Jako pasterz Kościoła katolickiego pragnę ze szczerym uznaniem podkreślić, że preambuła Konstytucji Ukrainy przypomina obywatelom o ich «odpowiedzialności przed Bogiem». Ten sam punkt widzenia przyjmował z pewnością wasz rodak Hryhorij Skoworoda, gdy wzywał swoich współczesnych, aby za podstawowe zadanie uważali zawsze «zrozumienie człowieka», poszukując dróg zdolnych wyprowadzić go raz na zawsze ze ślepych zaułków nieprzejednania i nienawiści.

Wartości Ewangelii, stanowiące część waszej tożsamości narodowej, pomogą wam zbudować społeczeństwo otwarte i solidarne, w którym każdy może wnosić własny wkład we wspólne dobro, znajdując w nim zarazem niezbędną pomoc, aby jak najlepiej rozwijać własne talenty.

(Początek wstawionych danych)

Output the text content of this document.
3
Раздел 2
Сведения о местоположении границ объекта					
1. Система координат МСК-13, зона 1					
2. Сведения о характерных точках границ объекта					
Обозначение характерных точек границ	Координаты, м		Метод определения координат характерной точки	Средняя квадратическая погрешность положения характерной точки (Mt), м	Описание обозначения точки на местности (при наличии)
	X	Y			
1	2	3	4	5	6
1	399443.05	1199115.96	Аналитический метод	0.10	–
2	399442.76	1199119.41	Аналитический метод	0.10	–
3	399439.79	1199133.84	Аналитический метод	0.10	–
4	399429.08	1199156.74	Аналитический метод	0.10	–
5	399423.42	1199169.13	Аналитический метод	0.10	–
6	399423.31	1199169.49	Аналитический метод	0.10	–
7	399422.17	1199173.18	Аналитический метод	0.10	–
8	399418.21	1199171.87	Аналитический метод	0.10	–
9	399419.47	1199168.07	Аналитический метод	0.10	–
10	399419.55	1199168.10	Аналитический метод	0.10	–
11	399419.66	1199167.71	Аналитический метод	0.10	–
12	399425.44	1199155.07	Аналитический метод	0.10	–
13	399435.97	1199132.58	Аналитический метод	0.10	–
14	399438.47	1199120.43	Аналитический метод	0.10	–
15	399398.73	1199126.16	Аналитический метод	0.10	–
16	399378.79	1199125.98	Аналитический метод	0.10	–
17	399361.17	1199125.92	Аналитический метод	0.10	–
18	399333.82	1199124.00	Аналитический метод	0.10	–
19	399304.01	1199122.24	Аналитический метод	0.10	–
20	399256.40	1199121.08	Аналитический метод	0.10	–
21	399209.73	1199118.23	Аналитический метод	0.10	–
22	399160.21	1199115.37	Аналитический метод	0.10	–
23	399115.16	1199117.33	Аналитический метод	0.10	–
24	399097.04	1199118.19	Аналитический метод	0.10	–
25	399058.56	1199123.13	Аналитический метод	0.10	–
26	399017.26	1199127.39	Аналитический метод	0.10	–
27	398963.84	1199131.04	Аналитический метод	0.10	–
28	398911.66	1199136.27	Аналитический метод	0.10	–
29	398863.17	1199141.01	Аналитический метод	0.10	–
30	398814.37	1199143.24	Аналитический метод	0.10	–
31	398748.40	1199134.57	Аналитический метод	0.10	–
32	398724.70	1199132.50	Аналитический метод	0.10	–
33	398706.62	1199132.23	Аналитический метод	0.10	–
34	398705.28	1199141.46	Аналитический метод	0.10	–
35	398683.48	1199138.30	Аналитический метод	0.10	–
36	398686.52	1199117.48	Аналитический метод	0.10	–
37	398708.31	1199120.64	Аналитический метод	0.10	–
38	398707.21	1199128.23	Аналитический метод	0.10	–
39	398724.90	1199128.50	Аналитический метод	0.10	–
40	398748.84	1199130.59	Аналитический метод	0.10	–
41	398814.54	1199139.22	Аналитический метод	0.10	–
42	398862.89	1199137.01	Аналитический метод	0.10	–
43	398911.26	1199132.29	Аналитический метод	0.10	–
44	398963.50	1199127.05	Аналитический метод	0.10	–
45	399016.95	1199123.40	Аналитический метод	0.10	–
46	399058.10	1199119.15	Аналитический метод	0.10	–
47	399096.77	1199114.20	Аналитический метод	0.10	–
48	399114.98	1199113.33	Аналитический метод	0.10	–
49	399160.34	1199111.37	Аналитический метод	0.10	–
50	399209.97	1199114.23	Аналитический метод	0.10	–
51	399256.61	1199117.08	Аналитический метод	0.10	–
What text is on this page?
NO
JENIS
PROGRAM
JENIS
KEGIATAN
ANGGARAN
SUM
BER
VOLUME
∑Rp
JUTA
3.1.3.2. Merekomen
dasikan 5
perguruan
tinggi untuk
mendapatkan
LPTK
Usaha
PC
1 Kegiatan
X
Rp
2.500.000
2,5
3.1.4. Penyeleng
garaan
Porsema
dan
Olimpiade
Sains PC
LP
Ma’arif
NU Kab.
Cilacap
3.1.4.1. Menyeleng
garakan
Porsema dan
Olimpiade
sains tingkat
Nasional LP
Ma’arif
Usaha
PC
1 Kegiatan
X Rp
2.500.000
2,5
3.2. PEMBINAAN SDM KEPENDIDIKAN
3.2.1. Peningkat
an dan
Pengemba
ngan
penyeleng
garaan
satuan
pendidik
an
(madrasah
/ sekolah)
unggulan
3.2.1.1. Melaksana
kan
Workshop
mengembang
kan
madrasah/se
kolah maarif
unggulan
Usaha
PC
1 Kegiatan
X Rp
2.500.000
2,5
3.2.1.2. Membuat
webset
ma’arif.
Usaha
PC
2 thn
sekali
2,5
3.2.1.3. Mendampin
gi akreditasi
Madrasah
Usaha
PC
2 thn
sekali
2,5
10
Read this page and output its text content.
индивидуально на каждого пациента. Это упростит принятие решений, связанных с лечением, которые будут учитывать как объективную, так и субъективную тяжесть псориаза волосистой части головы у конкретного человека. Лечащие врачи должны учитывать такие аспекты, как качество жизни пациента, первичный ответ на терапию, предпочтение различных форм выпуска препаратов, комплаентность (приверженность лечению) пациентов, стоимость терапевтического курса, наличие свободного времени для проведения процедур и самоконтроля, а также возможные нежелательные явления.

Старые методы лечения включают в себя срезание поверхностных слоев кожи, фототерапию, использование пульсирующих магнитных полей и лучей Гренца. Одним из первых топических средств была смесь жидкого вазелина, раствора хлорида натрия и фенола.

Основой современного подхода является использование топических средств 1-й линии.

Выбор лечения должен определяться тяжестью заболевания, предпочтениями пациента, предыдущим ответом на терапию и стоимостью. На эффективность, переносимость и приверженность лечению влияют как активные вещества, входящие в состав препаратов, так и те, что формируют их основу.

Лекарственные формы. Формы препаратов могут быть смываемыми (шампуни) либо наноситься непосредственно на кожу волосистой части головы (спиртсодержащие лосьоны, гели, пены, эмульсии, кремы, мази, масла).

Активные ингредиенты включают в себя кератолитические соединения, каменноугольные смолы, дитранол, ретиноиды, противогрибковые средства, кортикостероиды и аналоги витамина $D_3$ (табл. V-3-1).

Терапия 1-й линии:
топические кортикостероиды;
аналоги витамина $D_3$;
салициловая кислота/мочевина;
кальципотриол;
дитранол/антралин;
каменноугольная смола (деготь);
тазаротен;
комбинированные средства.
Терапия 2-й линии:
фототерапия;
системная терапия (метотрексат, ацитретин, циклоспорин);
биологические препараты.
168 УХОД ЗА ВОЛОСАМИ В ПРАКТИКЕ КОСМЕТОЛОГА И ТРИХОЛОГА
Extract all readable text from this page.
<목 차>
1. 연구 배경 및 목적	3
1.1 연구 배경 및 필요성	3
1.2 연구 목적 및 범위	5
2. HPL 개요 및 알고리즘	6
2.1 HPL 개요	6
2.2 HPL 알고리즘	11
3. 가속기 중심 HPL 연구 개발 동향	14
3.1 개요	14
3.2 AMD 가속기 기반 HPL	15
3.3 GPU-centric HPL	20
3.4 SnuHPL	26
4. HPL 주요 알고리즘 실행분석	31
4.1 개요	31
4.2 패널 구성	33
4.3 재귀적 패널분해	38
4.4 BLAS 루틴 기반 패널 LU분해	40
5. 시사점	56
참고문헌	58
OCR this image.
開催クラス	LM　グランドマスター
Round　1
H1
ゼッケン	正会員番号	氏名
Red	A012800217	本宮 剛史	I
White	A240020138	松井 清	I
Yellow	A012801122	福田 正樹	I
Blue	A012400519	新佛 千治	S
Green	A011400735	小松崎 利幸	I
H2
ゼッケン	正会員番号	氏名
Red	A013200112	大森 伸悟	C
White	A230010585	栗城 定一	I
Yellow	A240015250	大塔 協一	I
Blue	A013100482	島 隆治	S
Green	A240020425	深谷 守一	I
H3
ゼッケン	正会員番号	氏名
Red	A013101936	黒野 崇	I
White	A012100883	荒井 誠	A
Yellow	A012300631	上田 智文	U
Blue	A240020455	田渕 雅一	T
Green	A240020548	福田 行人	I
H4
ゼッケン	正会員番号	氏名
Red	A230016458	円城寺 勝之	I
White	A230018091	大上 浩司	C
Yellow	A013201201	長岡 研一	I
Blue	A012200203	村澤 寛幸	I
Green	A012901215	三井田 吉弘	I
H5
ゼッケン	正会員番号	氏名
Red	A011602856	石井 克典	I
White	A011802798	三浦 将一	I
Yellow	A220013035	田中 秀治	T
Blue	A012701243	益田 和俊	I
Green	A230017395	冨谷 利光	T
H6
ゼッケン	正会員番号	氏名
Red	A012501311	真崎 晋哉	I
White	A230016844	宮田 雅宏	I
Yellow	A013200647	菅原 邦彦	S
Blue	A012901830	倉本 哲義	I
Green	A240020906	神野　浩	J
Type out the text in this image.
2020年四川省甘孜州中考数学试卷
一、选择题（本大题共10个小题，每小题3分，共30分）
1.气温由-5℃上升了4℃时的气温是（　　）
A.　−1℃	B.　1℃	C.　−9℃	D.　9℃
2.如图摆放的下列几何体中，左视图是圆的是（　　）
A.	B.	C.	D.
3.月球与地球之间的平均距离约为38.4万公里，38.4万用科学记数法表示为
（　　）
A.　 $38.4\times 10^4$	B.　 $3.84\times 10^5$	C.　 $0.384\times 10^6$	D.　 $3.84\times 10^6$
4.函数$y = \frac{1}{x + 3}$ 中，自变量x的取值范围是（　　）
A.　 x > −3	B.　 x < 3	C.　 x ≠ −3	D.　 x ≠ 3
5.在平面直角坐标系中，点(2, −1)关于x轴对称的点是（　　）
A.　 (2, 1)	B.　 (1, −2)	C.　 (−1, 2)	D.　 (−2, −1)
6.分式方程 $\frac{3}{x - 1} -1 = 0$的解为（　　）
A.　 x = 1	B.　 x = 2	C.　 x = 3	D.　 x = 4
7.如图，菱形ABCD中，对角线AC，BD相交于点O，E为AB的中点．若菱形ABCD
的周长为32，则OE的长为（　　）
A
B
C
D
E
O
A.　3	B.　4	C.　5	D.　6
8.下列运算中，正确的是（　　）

Z tym apelem zwracam się przede wszystkim do młodych, aby idąc śladami tych, którzy oddali życie za wzniosłe ideały humanistyczne, społeczne i religijne, potrafili zachować nienaruszone to dziedzictwo cywilizacji.

5. «Nie pozwalajcie silnym, aby niszczyli człowieka» — pisał Włodzimierz Monomach († 1125) w swojej Nauce dla synów. Te słowa pozostają w pełni aktualne do dzisiaj.

W XX w. reżimy totalitarne zniszczyły całe pokolenia, ponieważ podważyły trzy filary każdej prawdziwie ludzkiej cywilizacji: uznanie autorytetu Bożego, który jest źródłem nieodzownych w życiu zasad moralnych (por. Wj 20, 1. 18); poszanowanie godności osoby, stworzonej na obraz i podobieństwo Boga (por. Rdz 1, 26-27); powinność sprawowania władzy w służbie każdego bez wyjątku członka społeczeństwa, poczynając od najsłabszych i najbardziej bezbronnych.

Odrzucenie Boga nie uczyniło człowieka bardziej wolnym. Naraziło go raczej na różne formy zniewolenia, redukując rolę władzy politycznej do siły posługującej się przemocą i uciskiem.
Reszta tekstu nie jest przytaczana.